Elephants doing their daily route up and down the hill in Jaipur

The elephant and camel situation was difficult to navigate because of the ethical problems. Most of them live in captivity and are used for tourist rides. You receive various assurances that the animals are treated well but it’s right to be cynical. Around Jaipur fort, elephants carry tourists up and down the hill all day. We took a camel ride through the desert just outside of Pushkar as part of our tour in the middle of the trip. It was amazing, only it was very painful to straddle something so wide for over an hour.
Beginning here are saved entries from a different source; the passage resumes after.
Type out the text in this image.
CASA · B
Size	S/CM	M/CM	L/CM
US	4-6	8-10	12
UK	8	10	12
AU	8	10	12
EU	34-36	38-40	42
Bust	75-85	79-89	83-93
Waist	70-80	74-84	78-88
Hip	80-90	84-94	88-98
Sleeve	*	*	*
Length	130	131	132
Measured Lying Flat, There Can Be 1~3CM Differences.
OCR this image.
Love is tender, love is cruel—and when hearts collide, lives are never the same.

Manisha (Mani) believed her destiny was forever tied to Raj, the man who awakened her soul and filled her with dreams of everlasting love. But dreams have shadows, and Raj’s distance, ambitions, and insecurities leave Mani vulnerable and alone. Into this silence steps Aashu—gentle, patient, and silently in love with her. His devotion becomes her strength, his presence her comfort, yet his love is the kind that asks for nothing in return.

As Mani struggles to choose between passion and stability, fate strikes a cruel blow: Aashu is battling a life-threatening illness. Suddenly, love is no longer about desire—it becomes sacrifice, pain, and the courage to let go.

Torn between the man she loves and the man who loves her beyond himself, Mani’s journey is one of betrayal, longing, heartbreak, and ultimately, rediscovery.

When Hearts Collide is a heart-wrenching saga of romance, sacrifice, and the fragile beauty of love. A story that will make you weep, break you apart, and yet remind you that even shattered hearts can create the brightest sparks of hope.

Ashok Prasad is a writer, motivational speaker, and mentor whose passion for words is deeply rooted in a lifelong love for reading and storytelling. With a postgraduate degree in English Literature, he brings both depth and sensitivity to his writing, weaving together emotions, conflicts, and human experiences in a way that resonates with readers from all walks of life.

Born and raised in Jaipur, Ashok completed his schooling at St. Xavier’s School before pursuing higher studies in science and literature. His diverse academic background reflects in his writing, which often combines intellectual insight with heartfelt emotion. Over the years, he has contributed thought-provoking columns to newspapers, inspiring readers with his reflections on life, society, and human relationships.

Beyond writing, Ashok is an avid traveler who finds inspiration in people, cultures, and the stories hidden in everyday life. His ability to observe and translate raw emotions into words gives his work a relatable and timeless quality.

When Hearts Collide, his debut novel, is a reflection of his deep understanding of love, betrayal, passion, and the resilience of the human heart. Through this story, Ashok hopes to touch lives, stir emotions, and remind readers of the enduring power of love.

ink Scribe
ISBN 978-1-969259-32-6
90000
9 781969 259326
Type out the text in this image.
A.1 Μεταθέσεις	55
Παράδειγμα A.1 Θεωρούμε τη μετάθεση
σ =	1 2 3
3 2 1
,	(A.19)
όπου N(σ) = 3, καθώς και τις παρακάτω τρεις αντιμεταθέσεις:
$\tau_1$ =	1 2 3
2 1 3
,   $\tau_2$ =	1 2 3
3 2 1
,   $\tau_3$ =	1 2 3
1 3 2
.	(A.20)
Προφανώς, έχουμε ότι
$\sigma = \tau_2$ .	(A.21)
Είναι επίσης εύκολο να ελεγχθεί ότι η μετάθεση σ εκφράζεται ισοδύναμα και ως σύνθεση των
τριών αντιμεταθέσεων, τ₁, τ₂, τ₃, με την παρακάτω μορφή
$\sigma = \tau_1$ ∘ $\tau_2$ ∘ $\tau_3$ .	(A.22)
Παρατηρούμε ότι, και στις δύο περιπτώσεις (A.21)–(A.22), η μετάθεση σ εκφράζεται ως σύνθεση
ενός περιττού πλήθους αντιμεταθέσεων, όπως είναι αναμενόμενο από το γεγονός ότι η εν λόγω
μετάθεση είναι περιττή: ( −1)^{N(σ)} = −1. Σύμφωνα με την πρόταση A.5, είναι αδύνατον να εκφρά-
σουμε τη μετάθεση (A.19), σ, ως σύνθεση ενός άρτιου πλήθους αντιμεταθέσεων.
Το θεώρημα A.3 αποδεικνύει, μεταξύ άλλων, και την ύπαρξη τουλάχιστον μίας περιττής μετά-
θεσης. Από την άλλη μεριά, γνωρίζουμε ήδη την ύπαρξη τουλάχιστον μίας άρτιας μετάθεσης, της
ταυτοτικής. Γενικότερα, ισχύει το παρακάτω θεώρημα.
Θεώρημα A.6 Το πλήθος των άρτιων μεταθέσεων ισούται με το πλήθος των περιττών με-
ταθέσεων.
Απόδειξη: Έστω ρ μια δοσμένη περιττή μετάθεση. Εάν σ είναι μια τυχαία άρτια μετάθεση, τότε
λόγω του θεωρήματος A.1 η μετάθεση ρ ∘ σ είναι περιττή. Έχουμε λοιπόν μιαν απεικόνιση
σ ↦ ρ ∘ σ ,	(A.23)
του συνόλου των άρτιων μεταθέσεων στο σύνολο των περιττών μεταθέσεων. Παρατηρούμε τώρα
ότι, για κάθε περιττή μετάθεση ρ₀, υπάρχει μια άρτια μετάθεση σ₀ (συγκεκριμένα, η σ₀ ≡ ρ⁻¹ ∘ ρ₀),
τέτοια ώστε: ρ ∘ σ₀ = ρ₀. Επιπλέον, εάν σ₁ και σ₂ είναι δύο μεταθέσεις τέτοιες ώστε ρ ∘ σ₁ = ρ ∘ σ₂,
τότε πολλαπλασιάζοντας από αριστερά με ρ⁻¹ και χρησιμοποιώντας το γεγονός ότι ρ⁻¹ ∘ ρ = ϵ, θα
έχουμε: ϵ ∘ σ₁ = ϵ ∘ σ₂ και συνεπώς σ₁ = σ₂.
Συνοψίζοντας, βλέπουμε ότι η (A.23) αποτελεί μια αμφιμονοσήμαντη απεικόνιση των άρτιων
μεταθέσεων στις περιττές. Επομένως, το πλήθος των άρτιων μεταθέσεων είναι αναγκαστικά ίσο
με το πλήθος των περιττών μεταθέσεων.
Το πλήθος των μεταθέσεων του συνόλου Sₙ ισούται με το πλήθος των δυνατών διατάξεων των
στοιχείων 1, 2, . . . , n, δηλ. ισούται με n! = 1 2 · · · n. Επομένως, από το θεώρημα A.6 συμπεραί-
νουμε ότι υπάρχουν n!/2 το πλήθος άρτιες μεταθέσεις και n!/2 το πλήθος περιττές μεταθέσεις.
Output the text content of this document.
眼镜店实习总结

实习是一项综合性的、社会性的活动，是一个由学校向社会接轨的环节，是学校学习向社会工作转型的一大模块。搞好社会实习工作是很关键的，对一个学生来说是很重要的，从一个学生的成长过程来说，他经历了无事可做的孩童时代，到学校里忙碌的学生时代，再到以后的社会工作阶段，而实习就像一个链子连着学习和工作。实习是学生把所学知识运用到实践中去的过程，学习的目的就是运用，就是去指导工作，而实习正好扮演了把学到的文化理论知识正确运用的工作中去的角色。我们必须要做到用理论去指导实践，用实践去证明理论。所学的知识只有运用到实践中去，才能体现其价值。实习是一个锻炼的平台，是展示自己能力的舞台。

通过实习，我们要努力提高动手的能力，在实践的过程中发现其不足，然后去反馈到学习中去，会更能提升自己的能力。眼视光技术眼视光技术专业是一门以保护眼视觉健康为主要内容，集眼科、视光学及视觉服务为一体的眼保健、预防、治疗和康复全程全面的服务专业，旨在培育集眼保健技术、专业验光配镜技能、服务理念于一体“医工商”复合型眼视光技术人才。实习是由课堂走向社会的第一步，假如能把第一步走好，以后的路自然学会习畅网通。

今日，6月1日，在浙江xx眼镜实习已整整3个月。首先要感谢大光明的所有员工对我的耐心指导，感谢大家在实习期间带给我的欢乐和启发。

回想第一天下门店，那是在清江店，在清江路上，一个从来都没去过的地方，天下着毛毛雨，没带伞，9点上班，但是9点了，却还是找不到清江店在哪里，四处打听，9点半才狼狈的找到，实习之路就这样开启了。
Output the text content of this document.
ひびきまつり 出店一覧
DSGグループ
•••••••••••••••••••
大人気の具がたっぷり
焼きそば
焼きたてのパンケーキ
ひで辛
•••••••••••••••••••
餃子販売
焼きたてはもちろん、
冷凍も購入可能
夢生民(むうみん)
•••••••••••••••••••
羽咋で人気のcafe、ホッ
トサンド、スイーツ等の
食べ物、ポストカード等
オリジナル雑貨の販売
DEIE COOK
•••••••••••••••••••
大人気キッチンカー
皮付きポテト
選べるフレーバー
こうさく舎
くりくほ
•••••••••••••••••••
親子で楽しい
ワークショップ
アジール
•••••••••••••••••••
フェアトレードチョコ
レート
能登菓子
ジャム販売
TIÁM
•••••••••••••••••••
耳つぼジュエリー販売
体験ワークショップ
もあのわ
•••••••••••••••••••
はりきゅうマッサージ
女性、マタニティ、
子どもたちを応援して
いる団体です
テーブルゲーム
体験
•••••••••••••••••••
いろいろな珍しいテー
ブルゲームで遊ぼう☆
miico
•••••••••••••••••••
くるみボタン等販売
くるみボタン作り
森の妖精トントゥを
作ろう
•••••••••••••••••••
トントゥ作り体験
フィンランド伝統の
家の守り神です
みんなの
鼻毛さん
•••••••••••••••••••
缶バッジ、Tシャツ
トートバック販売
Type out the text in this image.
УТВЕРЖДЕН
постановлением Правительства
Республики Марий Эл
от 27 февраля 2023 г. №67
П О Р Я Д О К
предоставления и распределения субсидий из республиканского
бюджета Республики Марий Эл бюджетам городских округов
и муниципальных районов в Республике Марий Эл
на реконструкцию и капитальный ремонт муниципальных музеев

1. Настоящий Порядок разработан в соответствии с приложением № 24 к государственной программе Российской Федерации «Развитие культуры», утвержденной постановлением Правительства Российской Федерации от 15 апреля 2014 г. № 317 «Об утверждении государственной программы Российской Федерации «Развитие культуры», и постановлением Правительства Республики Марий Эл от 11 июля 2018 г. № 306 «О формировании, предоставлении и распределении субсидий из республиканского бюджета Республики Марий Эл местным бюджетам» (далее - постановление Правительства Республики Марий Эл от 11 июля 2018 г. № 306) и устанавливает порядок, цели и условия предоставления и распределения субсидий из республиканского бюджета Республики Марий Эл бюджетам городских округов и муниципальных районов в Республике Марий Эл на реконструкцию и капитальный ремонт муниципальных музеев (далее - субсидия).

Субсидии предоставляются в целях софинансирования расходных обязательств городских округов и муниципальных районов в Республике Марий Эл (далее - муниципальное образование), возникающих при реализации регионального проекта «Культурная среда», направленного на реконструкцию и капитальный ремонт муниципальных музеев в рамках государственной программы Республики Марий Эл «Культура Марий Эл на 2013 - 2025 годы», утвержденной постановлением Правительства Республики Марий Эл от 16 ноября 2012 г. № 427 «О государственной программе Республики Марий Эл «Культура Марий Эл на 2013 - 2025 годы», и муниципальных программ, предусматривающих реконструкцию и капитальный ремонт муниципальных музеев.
My camel cools off after lugging me across the desert

Monkeys are undoubtedly the most exciting animal kicking around the urban areas of India. They are everywhere – all you need to do is look up. While my fears of aggravating the dogs and cows were relatively unfounded, it was right to tread on eggshells around the monkeys. Families of muscular Rhesus macaques and Hanuman langurs patrol the rooftops, and they will even interpret eye contact as a sign of aggression. So, they were fascinating to watch as long as you didn’t get caught watching. They’ve got natural weapons in abundance - teeth, claws, biceps, speed, agility – and if they wanted something in your hand then they generally got it. In Pushkar, we had to feign throwing rocks to keep the langurs at bay as we ascended the huge hill that looks over the town.

A female macaque sits with her child in the Monkey Temple

Of course, the Indian tiger can deal with any rabble of monkeys, but we never saw one. Not even on our bespoke tiger-spotting trip around Ranthambore National Park. India's most beautiful and symbolic animal may have eluded us, but we made up for it with a load of quantity.